This collage by Ray Johnson is entitled Mark, and a photograph of an artist acquaintance of Johnson’s, Mark Lancaster, does indeed appear prominently near the center of the piece. As with all of Johnson’s work, however, the larger meaning of the collage is not at all straightforward. For viewers, the challenge and the pleasure lie in sorting out the numerous riddles and allusions the artist offers up. This work, and, in fact, all of the artist’s work, is shot through with a sly wit that Johnson carefully cultivated. To understand the work is to accept and appreciate his brand of humor. Mark, primarily monochromatic with some color accents, is replete with images, words, and puns both visual and verbal. References to art world personalities abound. Dorothy Herzka, along with references to Fluxus artist George Brecht. There are also numerous references to literary figures and movie stars from Hollywood’s Golden Era. The total effect of the collage is that of a dense, complex web of interlocking associations and references, seemingly made for Johnson to understand and others to sort out.

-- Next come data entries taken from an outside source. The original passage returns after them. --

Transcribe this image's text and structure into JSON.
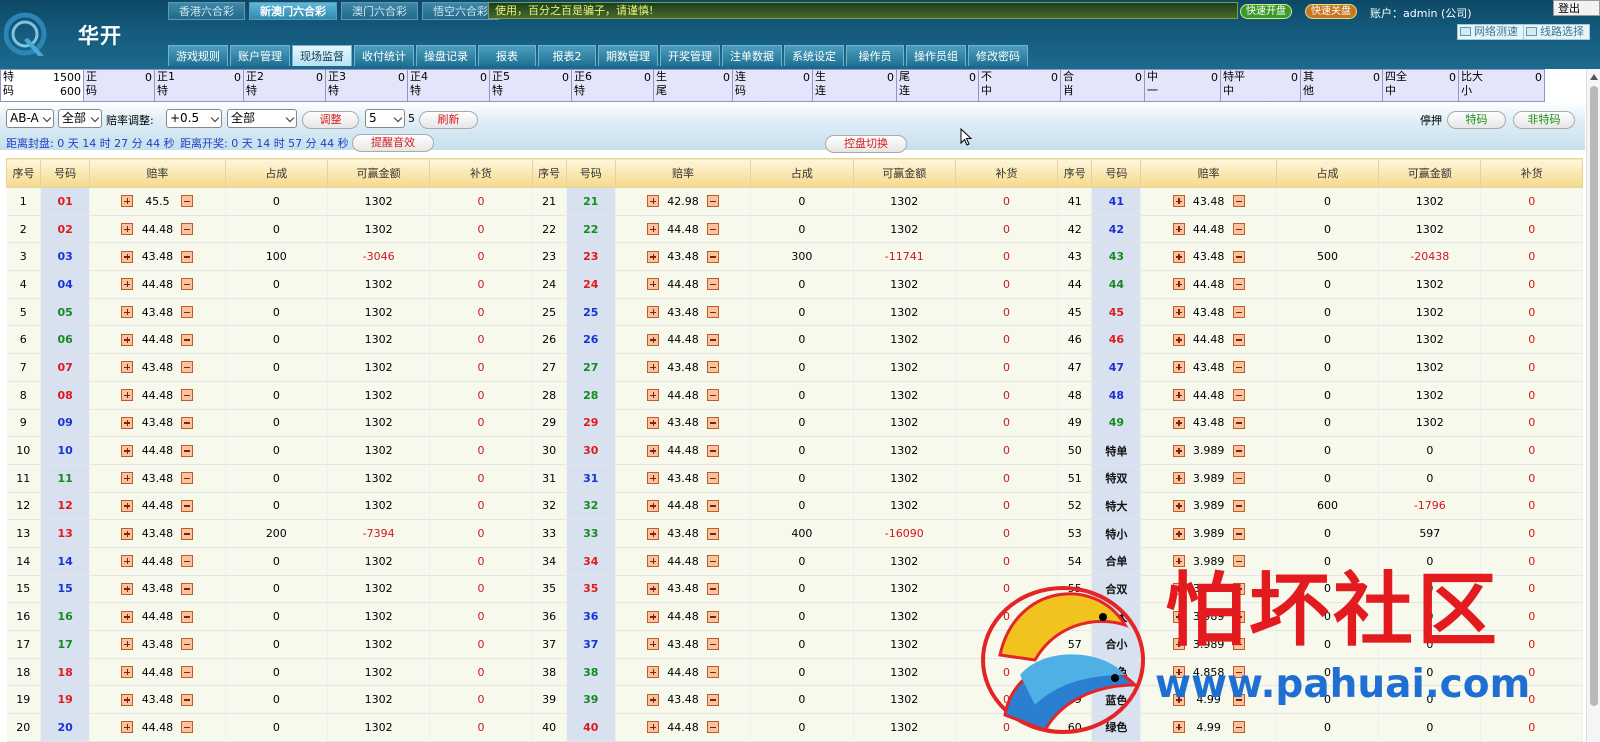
{
  "header": {
    "brand": "华开",
    "lottery_tabs": [
      "香港六合彩",
      "新澳门六合彩",
      "澳门六合彩",
      "悟空六合彩"
    ],
    "active_lottery": 1,
    "notice": "使用，百分之百是骗子，请谨慎!",
    "quick_open": "快速开盘",
    "quick_close": "快速关盘",
    "account": "账户：admin (公司)",
    "logout": "登出",
    "net_test": "网络测速",
    "line_select": "线路选择"
  },
  "menu": [
    "游戏规则",
    "账户管理",
    "现场监督",
    "收付统计",
    "操盘记录",
    "报表",
    "报表2",
    "期数管理",
    "开奖管理",
    "注单数据",
    "系统设定",
    "操作员",
    "操作员组",
    "修改密码"
  ],
  "active_menu": 2,
  "summary": [
    {
      "label": "特\n码",
      "value": "1500\n600"
    },
    {
      "label": "正\n码",
      "value": "0"
    },
    {
      "label": "正1\n特",
      "value": "0"
    },
    {
      "label": "正2\n特",
      "value": "0"
    },
    {
      "label": "正3\n特",
      "value": "0"
    },
    {
      "label": "正4\n特",
      "value": "0"
    },
    {
      "label": "正5\n特",
      "value": "0"
    },
    {
      "label": "正6\n特",
      "value": "0"
    },
    {
      "label": "生\n尾",
      "value": "0"
    },
    {
      "label": "连\n码",
      "value": "0"
    },
    {
      "label": "生\n连",
      "value": "0"
    },
    {
      "label": "尾\n连",
      "value": "0"
    },
    {
      "label": "不\n中",
      "value": "0"
    },
    {
      "label": "合\n肖",
      "value": "0"
    },
    {
      "label": "中\n一",
      "value": "0"
    },
    {
      "label": "特平\n中",
      "value": "0"
    },
    {
      "label": "其\n他",
      "value": "0"
    },
    {
      "label": "四全\n中",
      "value": "0"
    },
    {
      "label": "比大\n小",
      "value": "0"
    }
  ],
  "controls": {
    "plate": "AB-A",
    "scope": "全部",
    "odds_adjust_label": "赔率调整:",
    "odds_step": "+0.5",
    "odds_scope": "全部",
    "adjust_btn": "调整",
    "interval": "5",
    "interval_suffix": "5",
    "refresh_btn": "刷新",
    "close_countdown": "距离封盘: 0 天 14 时 27 分 44 秒",
    "draw_countdown": "距离开奖: 0 天 14 时 57 分 44 秒",
    "sound_btn": "提醒音效",
    "switch_btn": "控盘切换",
    "stop_label": "停押",
    "special_btn": "特码",
    "nonspecial_btn": "非特码"
  },
  "table": {
    "headers": [
      "序号",
      "号码",
      "赔率",
      "占成",
      "可赢金额",
      "补货"
    ],
    "rows": [
      [
        [
          "1",
          "01",
          "red",
          "45.5",
          "0",
          "1302",
          "0"
        ],
        [
          "21",
          "21",
          "green",
          "42.98",
          "0",
          "1302",
          "0"
        ],
        [
          "41",
          "41",
          "blue",
          "43.48",
          "0",
          "1302",
          "0"
        ]
      ],
      [
        [
          "2",
          "02",
          "red",
          "44.48",
          "0",
          "1302",
          "0"
        ],
        [
          "22",
          "22",
          "green",
          "44.48",
          "0",
          "1302",
          "0"
        ],
        [
          "42",
          "42",
          "blue",
          "44.48",
          "0",
          "1302",
          "0"
        ]
      ],
      [
        [
          "3",
          "03",
          "blue",
          "43.48",
          "100",
          "-3046",
          "0"
        ],
        [
          "23",
          "23",
          "red",
          "43.48",
          "300",
          "-11741",
          "0"
        ],
        [
          "43",
          "43",
          "green",
          "43.48",
          "500",
          "-20438",
          "0"
        ]
      ],
      [
        [
          "4",
          "04",
          "blue",
          "44.48",
          "0",
          "1302",
          "0"
        ],
        [
          "24",
          "24",
          "red",
          "44.48",
          "0",
          "1302",
          "0"
        ],
        [
          "44",
          "44",
          "green",
          "44.48",
          "0",
          "1302",
          "0"
        ]
      ],
      [
        [
          "5",
          "05",
          "green",
          "43.48",
          "0",
          "1302",
          "0"
        ],
        [
          "25",
          "25",
          "blue",
          "43.48",
          "0",
          "1302",
          "0"
        ],
        [
          "45",
          "45",
          "red",
          "43.48",
          "0",
          "1302",
          "0"
        ]
      ],
      [
        [
          "6",
          "06",
          "green",
          "44.48",
          "0",
          "1302",
          "0"
        ],
        [
          "26",
          "26",
          "blue",
          "44.48",
          "0",
          "1302",
          "0"
        ],
        [
          "46",
          "46",
          "red",
          "44.48",
          "0",
          "1302",
          "0"
        ]
      ],
      [
        [
          "7",
          "07",
          "red",
          "43.48",
          "0",
          "1302",
          "0"
        ],
        [
          "27",
          "27",
          "green",
          "43.48",
          "0",
          "1302",
          "0"
        ],
        [
          "47",
          "47",
          "blue",
          "43.48",
          "0",
          "1302",
          "0"
        ]
      ],
      [
        [
          "8",
          "08",
          "red",
          "44.48",
          "0",
          "1302",
          "0"
        ],
        [
          "28",
          "28",
          "green",
          "44.48",
          "0",
          "1302",
          "0"
        ],
        [
          "48",
          "48",
          "blue",
          "44.48",
          "0",
          "1302",
          "0"
        ]
      ],
      [
        [
          "9",
          "09",
          "blue",
          "43.48",
          "0",
          "1302",
          "0"
        ],
        [
          "29",
          "29",
          "red",
          "43.48",
          "0",
          "1302",
          "0"
        ],
        [
          "49",
          "49",
          "green",
          "43.48",
          "0",
          "1302",
          "0"
        ]
      ],
      [
        [
          "10",
          "10",
          "blue",
          "44.48",
          "0",
          "1302",
          "0"
        ],
        [
          "30",
          "30",
          "red",
          "44.48",
          "0",
          "1302",
          "0"
        ],
        [
          "50",
          "特单",
          "black",
          "3.989",
          "0",
          "0",
          "0"
        ]
      ],
      [
        [
          "11",
          "11",
          "green",
          "43.48",
          "0",
          "1302",
          "0"
        ],
        [
          "31",
          "31",
          "blue",
          "43.48",
          "0",
          "1302",
          "0"
        ],
        [
          "51",
          "特双",
          "black",
          "3.989",
          "0",
          "0",
          "0"
        ]
      ],
      [
        [
          "12",
          "12",
          "red",
          "44.48",
          "0",
          "1302",
          "0"
        ],
        [
          "32",
          "32",
          "green",
          "44.48",
          "0",
          "1302",
          "0"
        ],
        [
          "52",
          "特大",
          "black",
          "3.989",
          "600",
          "-1796",
          "0"
        ]
      ],
      [
        [
          "13",
          "13",
          "red",
          "43.48",
          "200",
          "-7394",
          "0"
        ],
        [
          "33",
          "33",
          "green",
          "43.48",
          "400",
          "-16090",
          "0"
        ],
        [
          "53",
          "特小",
          "black",
          "3.989",
          "0",
          "597",
          "0"
        ]
      ],
      [
        [
          "14",
          "14",
          "blue",
          "44.48",
          "0",
          "1302",
          "0"
        ],
        [
          "34",
          "34",
          "red",
          "44.48",
          "0",
          "1302",
          "0"
        ],
        [
          "54",
          "合单",
          "black",
          "3.989",
          "0",
          "0",
          "0"
        ]
      ],
      [
        [
          "15",
          "15",
          "blue",
          "43.48",
          "0",
          "1302",
          "0"
        ],
        [
          "35",
          "35",
          "red",
          "43.48",
          "0",
          "1302",
          "0"
        ],
        [
          "55",
          "合双",
          "black",
          "3.989",
          "0",
          "0",
          "0"
        ]
      ],
      [
        [
          "16",
          "16",
          "green",
          "44.48",
          "0",
          "1302",
          "0"
        ],
        [
          "36",
          "36",
          "blue",
          "44.48",
          "0",
          "1302",
          "0"
        ],
        [
          "56",
          "合大",
          "black",
          "3.989",
          "0",
          "0",
          "0"
        ]
      ],
      [
        [
          "17",
          "17",
          "green",
          "43.48",
          "0",
          "1302",
          "0"
        ],
        [
          "37",
          "37",
          "blue",
          "43.48",
          "0",
          "1302",
          "0"
        ],
        [
          "57",
          "合小",
          "black",
          "3.989",
          "0",
          "0",
          "0"
        ]
      ],
      [
        [
          "18",
          "18",
          "red",
          "44.48",
          "0",
          "1302",
          "0"
        ],
        [
          "38",
          "38",
          "green",
          "44.48",
          "0",
          "1302",
          "0"
        ],
        [
          "58",
          "红色",
          "black",
          "4.858",
          "0",
          "0",
          "0"
        ]
      ],
      [
        [
          "19",
          "19",
          "red",
          "43.48",
          "0",
          "1302",
          "0"
        ],
        [
          "39",
          "39",
          "green",
          "43.48",
          "0",
          "1302",
          "0"
        ],
        [
          "59",
          "蓝色",
          "black",
          "4.99",
          "0",
          "0",
          "0"
        ]
      ],
      [
        [
          "20",
          "20",
          "blue",
          "44.48",
          "0",
          "1302",
          "0"
        ],
        [
          "40",
          "40",
          "red",
          "44.48",
          "0",
          "1302",
          "0"
        ],
        [
          "60",
          "绿色",
          "black",
          "4.99",
          "0",
          "0",
          "0"
        ]
      ]
    ]
  },
  "watermark": {
    "text": "怕坏社区",
    "url": "www.pahuai.com"
  },
  "colors": {
    "red": "#e0191c",
    "blue": "#1a31d6",
    "green": "#178a23",
    "header": "#145a7c"
  }
}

If the exact meanings of the collage must be arrived at slowly, the visual pleasures are there to be appreciated immediately. The
entire surface is scattered with words and phrases lettered in Johnson’s precise hand; a handwriting that seems to actually evoke his sense of humor in visual form. Ink drawings portray numerous symbols of Johnson’s own devising (they recur throughout his
work). Parts of the collage surface are built up with what critics call “tesserae,” cut and painted pieces of illustration board, similar to tiles, that Johnson used to build three-dimensional areas upon the collage surface. Although the exterior borders of the collage are at right angles, the interior contours have a “shaped” character, in the same way that we would describe a shaped canvas, one that doesn’t follow a typical rectangular configuration. This gives the work a heightened sense of being an object of this world, rather than a painterly illusion; a quality that collages already tend to possess as an essential defining aspect.
Johnson was an enigmatic figure. Both well-known to many in the New York art world and at the same time an outsider who communicated with his many art world acquaintances predominantly via his mail art- an art form that he himself invented. Johnson’s art demanded that viewers become active participates in order for the meaning and experience of the work fully to express itself. Richard L. Feigen, an art dealer who manages the artist’s estate, and a long-time acquaintance of Johnson’s, described his collages as “beautiful little constructions of paper glued together to various thicknesses, covered with words and images, worried and rubbed to a lovely pastel finish in such tones as roses and greys. All a very elusive poetry that made you wonder what it meant but left you in no doubt that this is what art is all about.” (R. Feigen, Ray Johnson 1927-1995: A Memorial Exhibition, New York, 1995).